E provateglielo a spiegare che è il Mondo a girare e non il Sole. Diteglielo anche voi, su! Io ci ho provato ma continua a credere che sia la sua la verità. Continua a stringere forte tra le mani la sua salda convinzione, dovreste vederlo! Saltella da una sedia all'altra e poi sul tavolo e poi di nuovo a terra e urla al mondo "Sei un perdente!". E' bizzarro. E' bello così.
Che avesse ragione? Che il mondo sia pieno di interpretazioni? che quelle condivise non sono vere per il semplice fatto che sono le più avvalorate?
La sua verità è fallace, senza ombra di dubbio.
Non è la scienza che voglio mettere in discussione. Del resto sarei in disaccordo con la strada che ho scelto di percorrere.
Sto parlando di un viaggio.
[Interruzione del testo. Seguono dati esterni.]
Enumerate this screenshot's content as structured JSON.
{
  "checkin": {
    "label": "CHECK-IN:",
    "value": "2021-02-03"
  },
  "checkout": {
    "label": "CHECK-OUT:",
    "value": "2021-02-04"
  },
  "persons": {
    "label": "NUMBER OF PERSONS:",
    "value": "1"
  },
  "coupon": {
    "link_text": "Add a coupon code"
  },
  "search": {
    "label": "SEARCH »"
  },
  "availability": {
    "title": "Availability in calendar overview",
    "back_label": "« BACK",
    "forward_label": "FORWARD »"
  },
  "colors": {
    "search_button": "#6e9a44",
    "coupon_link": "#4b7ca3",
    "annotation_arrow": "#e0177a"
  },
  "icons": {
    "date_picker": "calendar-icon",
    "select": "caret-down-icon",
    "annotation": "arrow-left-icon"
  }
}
Sì, un viaggio inconsueto.
Punti di vista, orizzonti sempre troppo oscuri per chi ha gli occhi chiusi da verosimili paure.
Si tratta di prendere il mondo e metterselo sotto braccio per una volta e non sotto i piedi come sempre. Si tratta di prendere le distanze dalla usuale meta a cui ogni giorno puntiamo, si tratta di vivere pienamente i propri secondi prima che il tempo corra più velocemente di noi.
In un palazzo di vetro t'ho trovato. Non sapevo se tenerti con me, se farti diventare protagonista dei miei giorni o lasciarti lì, come tutti facevano, a riflettere il mondo da lontano. Ti ho preso.
Sappi custodire la forza di cui solo un pensiero brilla.